The guard waved the assistant procurator in and turned to Rostnikov, who held up his photo identification card. The young man in uniform looked at it, then at Rostnikov, then back at the card before nodding him on.
Beyond the gate Petrovka 38 is modern, utilitarian, and very busy. Police officers wearing the gray uniforms with red braid and investigators of the MVD, the Ministry of Internal Affairs, in their blue suits stream in and out of the building throughout the day and night. All are wondering if they will be uniformed at the same hour next week, which leads to a sense of irritability spoken of only behind closed doors and only among friends.
Just inside the inner doors at the top of the wide steps in each wing of Petrovka 38 stand uniformed officers armed with automatic weapons. Where there were two, there are now six. They have been told to watch not for disgruntled Arabs or separatists as in the past, but for old-guard Communists who might go mad like those postal clerks in America who seem to run amok every month or two because they’ve lost their routes, jobs, or bonuses.
Rostnikov moved up the steps past the armed guards and into the overwhelming warmth of the building. Since the fall of the union someone had decided that Petrovka needed more heat. It was probably impossible to determine who made this decision, but the building had become soporific.
On the top floor of Petrovka, in the right tower facing the narrow street, is the office of the director of special projects, Colonel Aleksandr Snitkonoy. On this morning three men sat at the oak conference table in the office of Colonel Snitkonoy, their backs to the door, as the colonel paced in front of them and spoke in the commanding deep voice that had made him a favorite speaker at factory openings and funerals of military and party leaders.

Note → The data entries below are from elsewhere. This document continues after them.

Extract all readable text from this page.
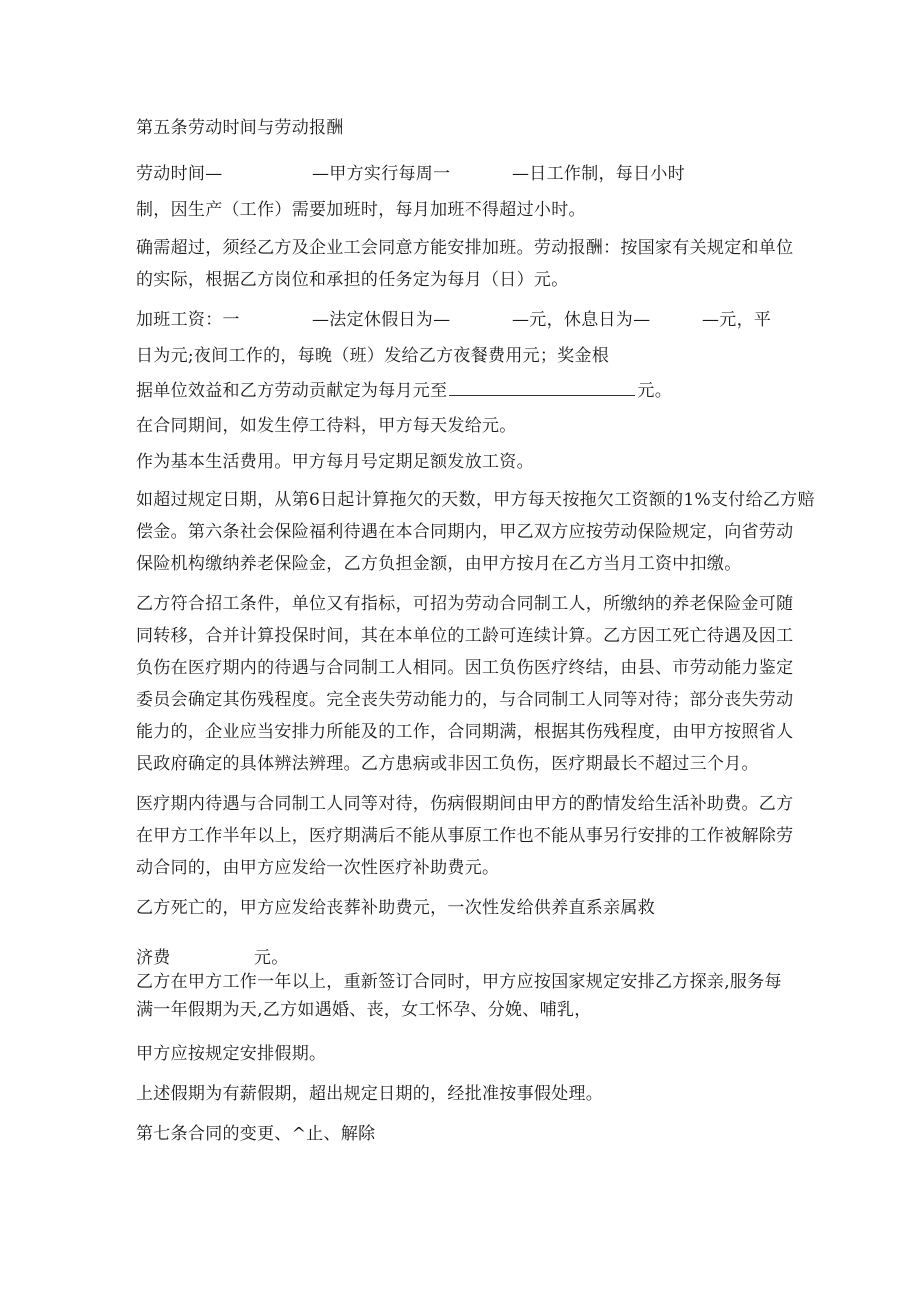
第五条劳动时间与劳动报酬
劳动时间—	—甲方实行每周一	—日工作制，每日小时
制，因生产（工作）需要加班时，每月加班不得超过小时。
确需超过，须经乙方及企业工会同意方能安排加班。劳动报酬：按国家有关规定和单位
的实际，根据乙方岗位和承担的任务定为每月（日）元。
加班工资：一	—法定休假日为—	—元，休息日为—	—元，平
日为元;夜间工作的，每晚（班）发给乙方夜餐费用元；奖金根
据单位效益和乙方劳动贡献定为每月元至	元。
在合同期间，如发生停工待料，甲方每天发给元。
作为基本生活费用。甲方每月号定期足额发放工资。
如超过规定日期，从第6日起计算拖欠的天数，甲方每天按拖欠工资额的1%支付给乙方赔
偿金。第六条社会保险福利待遇在本合同期内，甲乙双方应按劳动保险规定，向省劳动
保险机构缴纳养老保险金，乙方负担金额，由甲方按月在乙方当月工资中扣缴。
乙方符合招工条件，单位又有指标，可招为劳动合同制工人，所缴纳的养老保险金可随
同转移，合并计算投保时间，其在本单位的工龄可连续计算。乙方因工死亡待遇及因工
负伤在医疗期内的待遇与合同制工人相同。因工负伤医疗终结，由县、市劳动能力鉴定
委员会确定其伤残程度。完全丧失劳动能力的，与合同制工人同等对待；部分丧失劳动
能力的，企业应当安排力所能及的工作，合同期满，根据其伤残程度，由甲方按照省人
民政府确定的具体辨法辨理。乙方患病或非因工负伤，医疗期最长不超过三个月。
医疗期内待遇与合同制工人同等对待，伤病假期间由甲方的酌情发给生活补助费。乙方
在甲方工作半年以上，医疗期满后不能从事原工作也不能从事另行安排的工作被解除劳
动合同的，由甲方应发给一次性医疗补助费元。
乙方死亡的，甲方应发给丧葬补助费元，一次性发给供养直系亲属救
济费	元。
乙方在甲方工作一年以上，重新签订合同时，甲方应按国家规定安排乙方探亲,服务每
满一年假期为天,乙方如遇婚、丧，女工怀孕、分娩、哺乳，
甲方应按规定安排假期。
上述假期为有薪假期，超出规定日期的，经批准按事假处理。
第七条合同的变更、^止、解除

The three men watched the colonel, known throughout the MVD as the Gray Wolfhound. The colonel was tall and slender, with distinguished-looking gray hair at his temples. He wore a brown uniform, perfectly pressed. His many medals and ribbons of honor were neatly aligned on his chest. One of the ribbons commemorated his legendary speech in Prague in 1968 when he turned a rabble crowd of irate young Czechs with promises that were never delivered upon. The speech had been spoken in perfect Czech. The colonel’s latest ribbon had come when his men had thwarted an assassination attempt on President Gorbachev.
During the days of confusion when Yeltsin had barricaded himself in the Parliament Building, Colonel Snitkonoy had found himself torn between two apparently conflicting orders, one from Major General Gurov himself commanding him and his men to support the loyal militia preparing to storm the parliament, and one from a KGB source whose name was indecipherably signed at the bottom of a hand-delivered directive ordering the Department of Special Projects to resist all efforts to undermine the revolution.
The colonel, confused but dignified, had assembled his small staff, manned all phones twenty-four hours a day for the entire week of conflict, and reassured all callers, and there were few, that his office would follow only the orders of those legally empowered to issue them. The result was that he and his staff followed no orders at all until it was quite clear who was in charge.